Shocking sights amid desperate times

By The Editorial Board 21 June 2021, 11:10AM

The thronging crowd and shattered glass and Congregation Christian church of Samoa (C.C.C.S.) Sogi hall on Monday morning was a disheartening sight. 

We are known for the fa’aSamoa, the code which we live by and which prioritises honour, love, respect and community. 

None of these attributes were on display on Monday morning as a thrusting crowd apparently pushed people towards its front into glass, leaving them in need of hospital treatment.

This could be a breach of our fundamental principles and the prioritising individual needs over the welfare of the many.

This could be an example of poor Government administration in action. The Ministry of Commerce, Industry and Labor (M.C.I.L.) knew that demand for seasonal work was spiking this year. And yet it chose as its location for registration an area at which applicants would have to enter through a narrow bottleneck through glass doors, which were prone to shattering and leaving wounds. These factors combined with a registration system run on an apparently first-come-first-serve basis was a recipe for disaster. 

For what is one of its flagship policy programmes, the Ministry should have anticipated extra demand.  

Against the backdrop of political unrest and a ravaged economy Samoans have shown their commitment to the values that constitute our national character. Peace has prevailed in the most unlikely of circumstances. And for that our nation has to be commended.

But, one year on from the state of emergency, Monday’s scenes were perhaps the first hint that our economic decline is starting to push people. 

We do not necessarily blame any of the one-thousand plus Samoans who gathered at Sogi in hope of a better life, more money or even a chance to get away from a country benighted by political turmoil and lost opportunity. 

We do not even presume to say that the injuries sustained by our fellow Samoans were the result of deliberately selfish behaviour; we do not make that assumption at all. There is an old saying about the madness of people in crowds, but large gatherings of people undoubtedly have their own unique dynamic that can quickly become dangerous quite by accident. One stumble, or misstep, or piece of information can move through crowds as ripples do water and each person’s response combines to unleash a combined energy that is often simply untamable.

But the economic response of the now-caretaker Government to the recent economic downturn was no doubt itself a ripple moving through that that crowd on Monday; a timid policy that did too little for the needy. 

More could have, and should have, been done to ensure the welfare of people in Samoa and to help the estimated 4500 people who lost jobs in this nation, no doubt many of whom are now out of options and looking abroad. 

The H.R.P.P. Government claimed at the time to have helped boost the Samoan economy with the benefit of stimulus packages.

It did indeed pass two stimulus packages, which were themselves feather-bedded with discounts and waivers that did not save jobs or put money in people’s pockets, but not to say nothing of that they simply did not pass as a real economic policy response.

It is accepted wisdom that when a nation’s economy is against the wall that the Government should respond with fiscal policy and counter-cyclical spending. Pumping more money into the economy helps to offset the drying up of the private sector and massive job losses.

At its most generous interpretation (to overlook all the possible objections to what does and what does not constitute real useful stimulus) our Government spent $150 million on two separate economic stimulus measures. 

But a deeper analysis of the Government’s fiscal role shows that the stimulus was hardly what it was made out to be. 

While on the one hand we were being told that the Government was coming to the economic rescue, the actual amount of money spent by the Government fell during the fiscal years of 2019-2020 and 2020-2021 (quite substantially in the latter). 

Is a stimulus package worth the paper it’s written on if the Government is decreasing the overall amount of money it is putting into the economy when it is needed most? We don’t think so.
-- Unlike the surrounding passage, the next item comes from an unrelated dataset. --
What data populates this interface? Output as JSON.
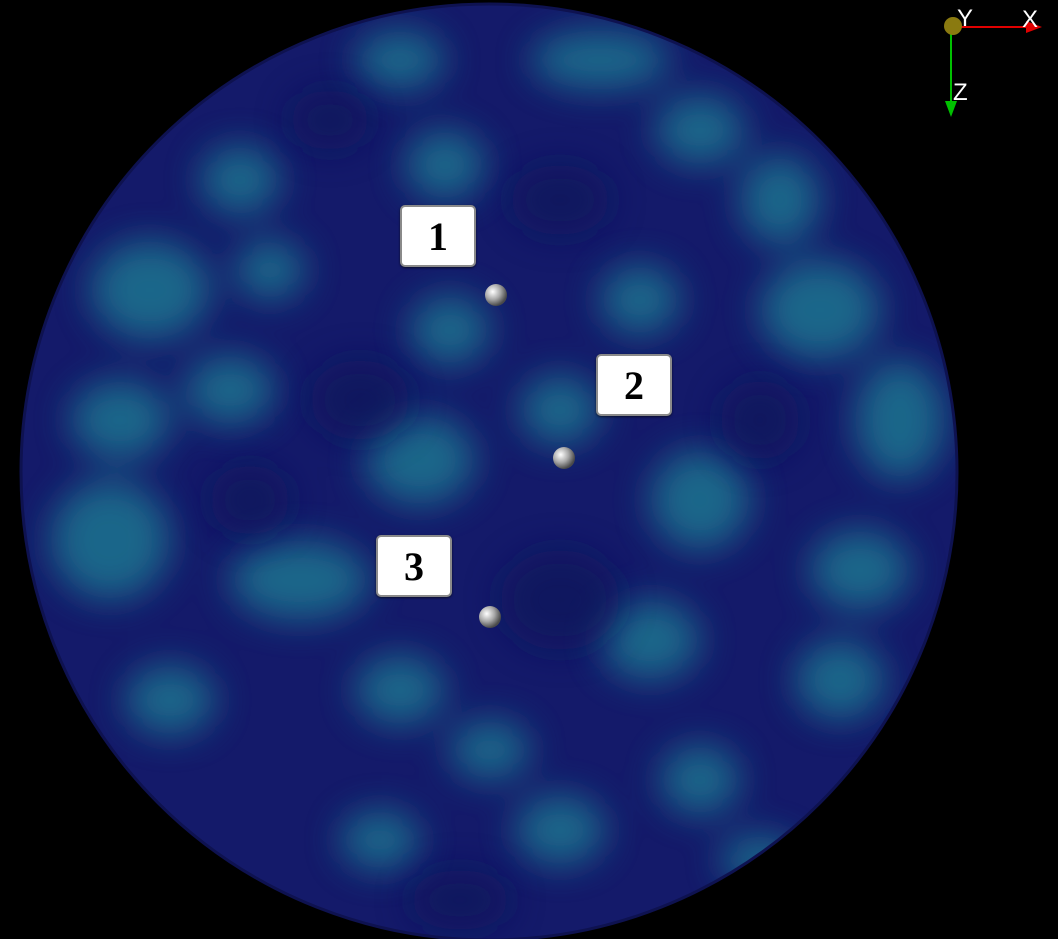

Our neighbours’ spending has not contracted. Tonga’s increased substantially; Fiji’s has held steady and the Cook Islands and Vanuatu both this year took on USD$20 and USD$12 million debts respectively to help with their budget.

So why does Samoa seem to be the exception? Perhaps it has something to do with the Government regularly issuing press releases about the national debt being paid down.

Well, this downturn has not been the time to seek plaudits for paying down debt from $1.01 billion to $1 billion. They win no praise from this newspaper, which questions why the nation incurred so much debt, much of it to China, so that it had no breathing room in case of a catastrophe, in a region known for them.

And while we’re talking about finances, here’s a question that has been on our minds and which might help the Government to help us understand our current financial pickle. The World Bank, last December, announced it was providing USD$25 million in grants to support our recovery from the crisis. Last July the Asian Development Bank announced that it was providing USD$20 million for the same reason.

There have been other, lesser grants, too, from other institutions. But these two alone are almost equivalent to the size of our stimulus package on current exchange rates. Whatever happened to that money? The Government made a point of announcing its delivery. But we would like to find out how it was disbursed. So too would many others. 

Samoa’s economic response to COVID-19 was a time for thinking outside the box; for restructuring our finances; for recognising that we were facing the mother of all crises and acting accordingly. 

But we were instead shortchanged by a tepid response that helped too few and abandoned too many.